Each fall for 25 years, musical purists and collectors traipsed to the parking lot of Old Orchard Center, where a yellow tent promised rare finds in LPs, old 78s, 45s, 8-tracks and cassettes.
Until the age of compact discs (and, really, until digital formatting and MP3s achieved their grand takeover), the Mammoth Music Mart offered thousands of recordings, sheet music and musical instruments donated from throughout Chicagoland and sold for a mere dollar or two. The Mart, organized and carefully curated by the Les Turner ALS Foundation, its beneficiary, folded its tent in 2002, but it left an indelible mark on the Chicago fundraising community. At its heyday, Dick Clark of American Bandstand fame, impressed by the efforts to use music to raise money, served as the event’s honorary chairperson, and through the sale of used music, the organization raised hundreds of thousands of dollars.
Today, the idea of selling tangible media for any sort of profit seems unfathomable. But the great success of the Les Turner ALS Foundation, and similar mom and pop philanthropies, remains a bastion of hope that a passionate few can make a difference.
Combining Passion with Contribution
In 1976, Glenview businessman Les Turner was diagnosed with ALS (Amyotrophic Lateral Sclerosis), better known as Lou Gehrig’s Disease. The 36-year-old father of three was a bit of an anomaly in contemporary North Shore society. He succumbed to the disease at the age of 38.
“Everybody panicked because nobody had ever heard of the disease, except Lou Gehrig,” says Wendy Abrams, Les Turner ALS Foundation Executive Director. Family and friends gathered and decided to start a foundation in Turner’s name to raise money for ALS research.
The Mammoth Music Mart remained part of Turner’s own legacy. After his diagnosis, Turner, confined to a wheelchair, watched a group of kids take his discarded records. He was inspired by their happiness, seeing the powerful effect of music. The fundraiser was, in its time, the largest record fair in the nation.
“It started with the passion to try to find a way to stop this terrible disease. Once anyone has experienced the ALS journey, they want to do anything and everything they can to prevent anyone else they love from getting it.”

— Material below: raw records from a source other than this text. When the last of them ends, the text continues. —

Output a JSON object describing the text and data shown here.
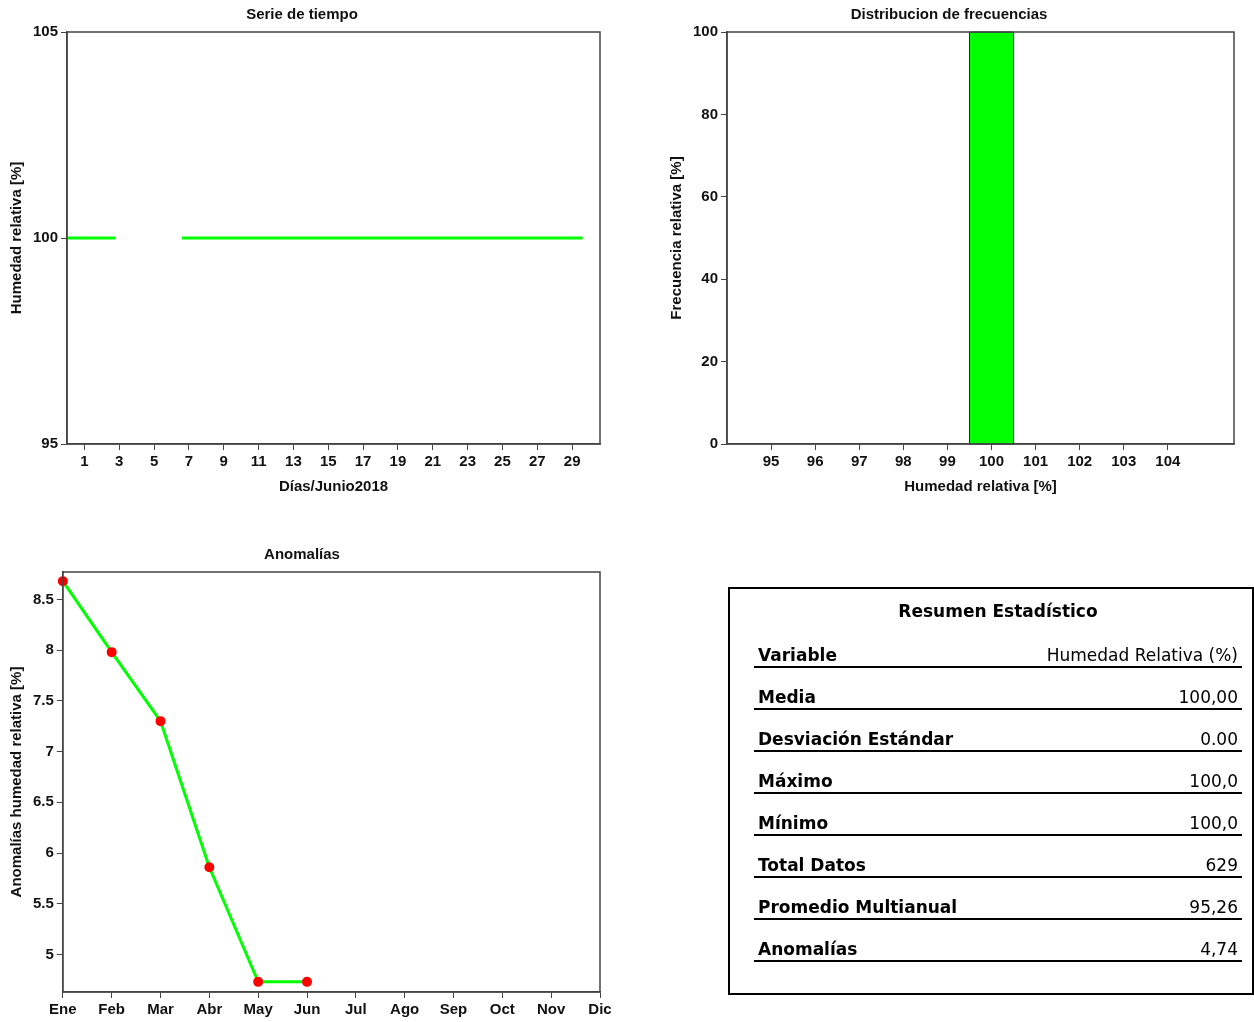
{
  "chart_data": [
    {
      "type": "line",
      "title": "Serie de tiempo",
      "xlabel": "Días/Junio2018",
      "ylabel": "Humedad relativa [%]",
      "x": [
        0,
        2.8,
        4.5,
        6.6,
        29.6
      ],
      "series": [
        {
          "color": "#00ff00",
          "values": [
            100,
            100,
            null,
            100,
            100
          ]
        }
      ],
      "xlim": [
        0,
        30.6
      ],
      "xticks": [
        1,
        3,
        5,
        7,
        9,
        11,
        13,
        15,
        17,
        19,
        21,
        23,
        25,
        27,
        29
      ],
      "ylim": [
        95,
        105
      ],
      "yticks": [
        95,
        100,
        105
      ],
      "marker": "none"
    },
    {
      "type": "histogram",
      "title": "Distribucion de frecuencias",
      "xlabel": "Humedad relativa [%]",
      "ylabel": "Frecuencia relativa [%]",
      "bins": [
        99.5,
        100.5
      ],
      "values": [
        100
      ],
      "color": "#00ff00",
      "xlim": [
        94,
        105.5
      ],
      "xticks": [
        95,
        96,
        97,
        98,
        99,
        100,
        101,
        102,
        103,
        104
      ],
      "ylim": [
        0,
        100
      ],
      "yticks": [
        0,
        20,
        40,
        60,
        80,
        100
      ]
    },
    {
      "type": "line",
      "title": "Anomalías",
      "ylabel": "Anomalías humedad relativa [%]",
      "categories": [
        "Ene",
        "Feb",
        "Mar",
        "Abr",
        "May",
        "Jun",
        "Jul",
        "Ago",
        "Sep",
        "Oct",
        "Nov",
        "Dic"
      ],
      "series": [
        {
          "color": "#00ff00",
          "values": [
            8.68,
            7.98,
            7.3,
            5.86,
            4.73,
            4.73,
            null,
            null,
            null,
            null,
            null,
            null
          ]
        }
      ],
      "ylim": [
        4.63,
        8.77
      ],
      "yticks": [
        5,
        5.5,
        6,
        6.5,
        7,
        7.5,
        8,
        8.5
      ],
      "marker": "circle"
    },
    {
      "type": "other",
      "title": "Resumen Estadístico",
      "annotations": [
        "Variable",
        "Humedad Relativa (%)",
        "Media",
        "100,00",
        "Desviación Estándar",
        "0.00",
        "Máximo",
        "100,0",
        "Mínimo",
        "100,0",
        "Total Datos",
        "629",
        "Promedio Multianual",
        "95,26",
        "Anomalías",
        "4,74"
      ]
    }
  ]
}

ALS is a devastating disease, affecting two out of every 100,000 people in the United States. Generally, the progressive neurodegenerative disease begins with a general limb weakness, with an innocuous and often almost imperceptible change in precision or coordination. Typically, ALS affects motor neurons in the brain and in the spinal cord, but ALS strikes individuals in different ways. There is no specific test used to diagnose it, but it progresses rapidly, costing most patients speech and limb function. Fifty percent of those affected pass away within five years of diagnosis.
“Generally, their mind and their eyes aren’t affected,” Abrams says. “They’re very aware of what is going on, but they can’t stop it.”
Les Turner ALS Foundation is committed to funding research to find a cure for the disease. From its small, familial roots grew a mighty organization, forging a partnership with Northwestern University’s Feinberg School of Medicine in its infancy. Today, the research center and clinic at Lois Insolia ALS Center at Feinberg, partnered with support groups, at-home nursing services and grants, serves 400 patients annually, caring for 90 percent of Chicago’s ALS population. The ALS Walk for Life, held at Soldier Field and drawing more than 6,000 people annually, is now its largest fundraiser.
“Now, all these years later, the clinic at Northwestern is really a model for all ALS multidisciplinary centers. We’re looking to the future with great confidence,” says Abrams. “I’d like to see us funding research that’s going to make a huge difference in the lives of people with ALS. If we can raise more funds to serve more patients and increase the money we spend on research, we’ll see some really meaningful breakthroughs.”